Linker Script Parsing Challenges

When we talk about the ld command language being a non-JVM language, here are some specific challenges related to what that means.

  1. Crazy Identifiers! The following are valid identifiers in linker scripts:
    • .text
    • *
    • hello*.o
    • “spaces are ok, just quote the identifier”
    • this+is-another*crazy[example]
  2. Identifier or Number? Things that appear to be identifiers may actually be numbers:
    • a123 – identifier
    • a123x – number
    • 123y – identifier
    • 123h -number
  3. Identifier or Expression?

In the grammar 2+3, for example, depending on context, can either be an identifier or an expression:

SECTIONS {
 .out_name : {
  file*.o(.text.*)
  2+3(*)
  symbol = 2+3;
 }
}

The first 2+3 is a filename, so almost anything that can be a filename is allowed there.

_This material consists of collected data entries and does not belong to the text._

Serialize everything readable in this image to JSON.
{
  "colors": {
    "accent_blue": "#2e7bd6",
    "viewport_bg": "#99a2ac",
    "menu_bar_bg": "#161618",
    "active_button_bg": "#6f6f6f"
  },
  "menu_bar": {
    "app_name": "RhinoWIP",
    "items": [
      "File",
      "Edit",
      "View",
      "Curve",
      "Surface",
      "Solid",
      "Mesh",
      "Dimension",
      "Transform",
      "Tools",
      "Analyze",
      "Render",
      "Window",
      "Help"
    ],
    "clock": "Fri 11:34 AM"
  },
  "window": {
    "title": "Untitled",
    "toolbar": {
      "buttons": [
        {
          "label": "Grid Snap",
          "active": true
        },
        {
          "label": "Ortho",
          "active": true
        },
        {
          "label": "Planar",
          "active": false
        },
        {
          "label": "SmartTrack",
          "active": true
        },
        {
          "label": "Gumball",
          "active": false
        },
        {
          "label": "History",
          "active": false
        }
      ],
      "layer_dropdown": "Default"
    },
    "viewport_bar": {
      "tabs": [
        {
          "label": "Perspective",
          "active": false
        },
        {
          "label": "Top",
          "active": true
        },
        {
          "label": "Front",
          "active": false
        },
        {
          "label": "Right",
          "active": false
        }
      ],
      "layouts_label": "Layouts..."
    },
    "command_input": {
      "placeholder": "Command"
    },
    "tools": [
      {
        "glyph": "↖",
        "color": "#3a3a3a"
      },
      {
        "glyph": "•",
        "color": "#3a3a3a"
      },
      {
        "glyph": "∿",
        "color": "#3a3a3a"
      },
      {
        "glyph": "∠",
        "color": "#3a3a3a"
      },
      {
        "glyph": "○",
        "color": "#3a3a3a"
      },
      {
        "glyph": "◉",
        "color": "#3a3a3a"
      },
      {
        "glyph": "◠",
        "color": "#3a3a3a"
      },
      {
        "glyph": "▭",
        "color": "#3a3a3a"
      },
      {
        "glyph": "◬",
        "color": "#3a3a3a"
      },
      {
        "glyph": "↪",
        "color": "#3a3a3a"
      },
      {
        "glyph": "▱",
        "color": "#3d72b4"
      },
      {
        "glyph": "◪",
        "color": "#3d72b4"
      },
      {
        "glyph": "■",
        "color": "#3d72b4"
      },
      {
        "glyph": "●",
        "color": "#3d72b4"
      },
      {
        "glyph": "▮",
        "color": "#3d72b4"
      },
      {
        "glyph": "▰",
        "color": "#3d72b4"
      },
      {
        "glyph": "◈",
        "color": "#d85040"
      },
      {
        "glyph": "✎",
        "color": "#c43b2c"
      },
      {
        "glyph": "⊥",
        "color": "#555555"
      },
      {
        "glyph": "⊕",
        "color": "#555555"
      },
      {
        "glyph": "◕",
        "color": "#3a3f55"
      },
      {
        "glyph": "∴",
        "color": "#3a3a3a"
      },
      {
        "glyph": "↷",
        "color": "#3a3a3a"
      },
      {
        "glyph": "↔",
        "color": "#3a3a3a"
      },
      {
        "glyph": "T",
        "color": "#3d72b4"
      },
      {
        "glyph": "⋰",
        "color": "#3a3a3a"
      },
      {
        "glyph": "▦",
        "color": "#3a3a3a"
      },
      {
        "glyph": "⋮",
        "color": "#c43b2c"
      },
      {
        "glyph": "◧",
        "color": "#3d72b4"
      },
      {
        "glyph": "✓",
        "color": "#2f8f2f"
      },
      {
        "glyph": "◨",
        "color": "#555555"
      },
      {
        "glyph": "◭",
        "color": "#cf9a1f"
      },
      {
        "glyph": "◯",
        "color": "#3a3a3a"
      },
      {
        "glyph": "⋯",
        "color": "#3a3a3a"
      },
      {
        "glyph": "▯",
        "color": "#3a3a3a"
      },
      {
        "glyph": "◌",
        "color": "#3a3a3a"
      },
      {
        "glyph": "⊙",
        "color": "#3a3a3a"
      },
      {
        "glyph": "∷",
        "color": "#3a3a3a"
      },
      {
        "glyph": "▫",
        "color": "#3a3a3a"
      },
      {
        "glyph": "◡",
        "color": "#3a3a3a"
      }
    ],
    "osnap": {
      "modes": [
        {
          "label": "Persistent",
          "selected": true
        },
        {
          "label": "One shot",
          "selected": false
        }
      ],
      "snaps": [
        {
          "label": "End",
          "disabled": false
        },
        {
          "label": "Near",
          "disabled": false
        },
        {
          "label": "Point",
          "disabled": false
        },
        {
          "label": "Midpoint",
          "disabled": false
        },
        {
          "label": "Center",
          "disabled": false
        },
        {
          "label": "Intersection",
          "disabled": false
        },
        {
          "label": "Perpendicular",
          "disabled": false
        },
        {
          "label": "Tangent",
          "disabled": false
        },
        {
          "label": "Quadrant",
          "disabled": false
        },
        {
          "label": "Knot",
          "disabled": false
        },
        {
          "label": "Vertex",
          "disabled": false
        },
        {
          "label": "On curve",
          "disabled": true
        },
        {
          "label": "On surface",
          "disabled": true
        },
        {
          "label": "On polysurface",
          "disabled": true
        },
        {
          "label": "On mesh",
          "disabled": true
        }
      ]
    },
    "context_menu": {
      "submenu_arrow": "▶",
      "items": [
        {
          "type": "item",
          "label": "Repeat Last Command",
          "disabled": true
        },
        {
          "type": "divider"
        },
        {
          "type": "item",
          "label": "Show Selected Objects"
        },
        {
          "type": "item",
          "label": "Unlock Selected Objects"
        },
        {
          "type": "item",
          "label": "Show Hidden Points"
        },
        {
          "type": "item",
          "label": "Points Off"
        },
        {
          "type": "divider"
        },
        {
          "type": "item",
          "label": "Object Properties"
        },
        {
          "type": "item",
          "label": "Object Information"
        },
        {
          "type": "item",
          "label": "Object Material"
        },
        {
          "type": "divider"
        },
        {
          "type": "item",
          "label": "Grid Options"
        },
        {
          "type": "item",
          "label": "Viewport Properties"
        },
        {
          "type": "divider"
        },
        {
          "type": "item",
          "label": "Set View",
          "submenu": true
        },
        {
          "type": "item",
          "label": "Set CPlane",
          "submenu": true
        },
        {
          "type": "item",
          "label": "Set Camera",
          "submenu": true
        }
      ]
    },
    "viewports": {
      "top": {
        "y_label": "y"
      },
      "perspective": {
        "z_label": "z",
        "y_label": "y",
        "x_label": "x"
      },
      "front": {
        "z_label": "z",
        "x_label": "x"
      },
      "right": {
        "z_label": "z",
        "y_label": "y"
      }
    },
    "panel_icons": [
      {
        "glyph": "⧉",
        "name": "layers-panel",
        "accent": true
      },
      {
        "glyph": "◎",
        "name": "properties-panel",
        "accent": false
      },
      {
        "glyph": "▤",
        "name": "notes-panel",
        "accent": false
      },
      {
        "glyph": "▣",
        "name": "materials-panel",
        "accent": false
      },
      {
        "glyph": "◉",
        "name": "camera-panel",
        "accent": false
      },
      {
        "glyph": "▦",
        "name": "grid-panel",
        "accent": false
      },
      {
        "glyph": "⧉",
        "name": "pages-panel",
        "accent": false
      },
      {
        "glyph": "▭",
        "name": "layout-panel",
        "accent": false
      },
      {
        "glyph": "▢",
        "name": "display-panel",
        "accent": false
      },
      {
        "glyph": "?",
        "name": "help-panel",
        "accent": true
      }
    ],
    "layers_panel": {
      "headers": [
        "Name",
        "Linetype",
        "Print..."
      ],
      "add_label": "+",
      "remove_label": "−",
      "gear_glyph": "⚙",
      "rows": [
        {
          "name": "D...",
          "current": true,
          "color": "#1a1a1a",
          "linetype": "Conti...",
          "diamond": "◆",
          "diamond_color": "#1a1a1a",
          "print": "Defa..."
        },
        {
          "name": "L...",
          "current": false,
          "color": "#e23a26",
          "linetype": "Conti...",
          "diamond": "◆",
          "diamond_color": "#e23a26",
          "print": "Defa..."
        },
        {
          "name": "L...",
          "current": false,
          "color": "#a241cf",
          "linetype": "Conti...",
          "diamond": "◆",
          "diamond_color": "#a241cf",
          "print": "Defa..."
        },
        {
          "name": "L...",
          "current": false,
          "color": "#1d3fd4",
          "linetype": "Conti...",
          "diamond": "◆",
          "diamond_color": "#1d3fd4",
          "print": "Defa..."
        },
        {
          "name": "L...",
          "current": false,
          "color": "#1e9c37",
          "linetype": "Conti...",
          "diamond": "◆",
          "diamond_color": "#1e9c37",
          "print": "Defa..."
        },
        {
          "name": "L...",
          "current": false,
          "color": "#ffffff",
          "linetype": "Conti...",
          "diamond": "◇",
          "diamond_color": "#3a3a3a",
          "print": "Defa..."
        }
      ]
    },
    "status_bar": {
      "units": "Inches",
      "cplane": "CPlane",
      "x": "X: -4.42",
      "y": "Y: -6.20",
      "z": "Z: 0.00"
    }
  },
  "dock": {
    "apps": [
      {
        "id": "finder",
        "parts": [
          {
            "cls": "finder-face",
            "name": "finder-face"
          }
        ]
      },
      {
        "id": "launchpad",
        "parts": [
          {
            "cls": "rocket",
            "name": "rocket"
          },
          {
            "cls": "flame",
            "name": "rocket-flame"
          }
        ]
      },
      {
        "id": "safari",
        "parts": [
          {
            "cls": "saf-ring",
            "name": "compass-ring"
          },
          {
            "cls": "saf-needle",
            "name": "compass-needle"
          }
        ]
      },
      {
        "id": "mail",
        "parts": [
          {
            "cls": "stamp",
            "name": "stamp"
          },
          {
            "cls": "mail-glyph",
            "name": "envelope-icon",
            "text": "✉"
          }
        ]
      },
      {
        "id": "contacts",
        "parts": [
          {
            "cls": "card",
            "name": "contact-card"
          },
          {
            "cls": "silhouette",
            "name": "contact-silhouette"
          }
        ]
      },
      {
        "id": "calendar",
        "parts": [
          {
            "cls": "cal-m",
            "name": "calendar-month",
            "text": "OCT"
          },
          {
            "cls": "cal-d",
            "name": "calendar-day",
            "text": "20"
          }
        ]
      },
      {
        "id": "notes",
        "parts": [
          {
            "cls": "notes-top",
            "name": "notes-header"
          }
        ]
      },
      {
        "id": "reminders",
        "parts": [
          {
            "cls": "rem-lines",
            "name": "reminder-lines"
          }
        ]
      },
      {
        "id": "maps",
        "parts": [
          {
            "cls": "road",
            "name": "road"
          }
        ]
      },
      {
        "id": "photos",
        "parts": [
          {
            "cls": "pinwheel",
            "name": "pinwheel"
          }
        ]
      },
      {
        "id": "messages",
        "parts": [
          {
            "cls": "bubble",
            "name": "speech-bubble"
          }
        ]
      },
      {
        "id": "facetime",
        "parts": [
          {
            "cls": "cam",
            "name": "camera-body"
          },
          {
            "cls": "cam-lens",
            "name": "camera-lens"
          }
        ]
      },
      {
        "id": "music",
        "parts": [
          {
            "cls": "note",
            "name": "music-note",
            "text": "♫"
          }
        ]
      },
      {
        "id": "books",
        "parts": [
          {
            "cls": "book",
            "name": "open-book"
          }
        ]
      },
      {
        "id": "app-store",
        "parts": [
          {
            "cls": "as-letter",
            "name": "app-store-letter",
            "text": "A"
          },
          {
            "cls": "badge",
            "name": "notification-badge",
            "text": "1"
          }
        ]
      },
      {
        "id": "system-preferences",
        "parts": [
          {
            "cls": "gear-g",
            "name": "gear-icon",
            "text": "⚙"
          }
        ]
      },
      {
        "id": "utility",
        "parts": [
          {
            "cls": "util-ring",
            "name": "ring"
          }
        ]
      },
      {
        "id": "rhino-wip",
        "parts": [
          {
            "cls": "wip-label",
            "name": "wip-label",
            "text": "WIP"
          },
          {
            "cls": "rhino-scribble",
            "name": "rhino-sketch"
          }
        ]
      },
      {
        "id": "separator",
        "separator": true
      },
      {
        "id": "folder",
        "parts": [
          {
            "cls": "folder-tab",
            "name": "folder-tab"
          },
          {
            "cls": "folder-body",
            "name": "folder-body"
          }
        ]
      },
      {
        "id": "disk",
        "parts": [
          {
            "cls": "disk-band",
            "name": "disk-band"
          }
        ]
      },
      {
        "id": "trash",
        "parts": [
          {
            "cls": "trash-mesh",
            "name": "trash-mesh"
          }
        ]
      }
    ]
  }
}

The second 2+3 is an expression to be assigned to symbol.

Resolutions

Here’s what we did to support the linker language as far as we could:

  1. Custom Xtext grammar – as extending the XType grammar does not make sense, the main job is to craft the grammar to understand all the linker script identifier and expressions specifics. This involves iterating as we add in more and more language feature support, here’s the work in progress.
  2. Limited Identifier Support – in some cases we opted to not support certain identifiers unless they are escaped (double-quoted). While linker scripts theoretically support such identifiers (e.g. 1234abcd) we have not found a single case yet of an identifier that would actually need escaping. If one did crop up, the user could adjust it to work with the editor (e.g. “1234abcd”).
  3. Context Based Lexing – knowing the difference between an identifier or expression would require context based lexing rules. However this will not work with the antlr lexer. We have the option to replace it with a custom or external lexer. This is an option that can be considered in the future if desirable.

Conclusion

Xtext is a great language development framework. While Xtext may not be able to support every theoretical case of the long-lived linker script command language, it can be used to provide a very high level of support for the common features. Support for context based lexing in the future would enable a higher level of language support. Xtext can be used to provide a rich language editor with syntax colouring, command completion, integrated outline view & more in a relatively short space of time. A powerful linker script editor is another great feature for C/C++ developers that use CDT, the reference C/C++ IDE in the industry.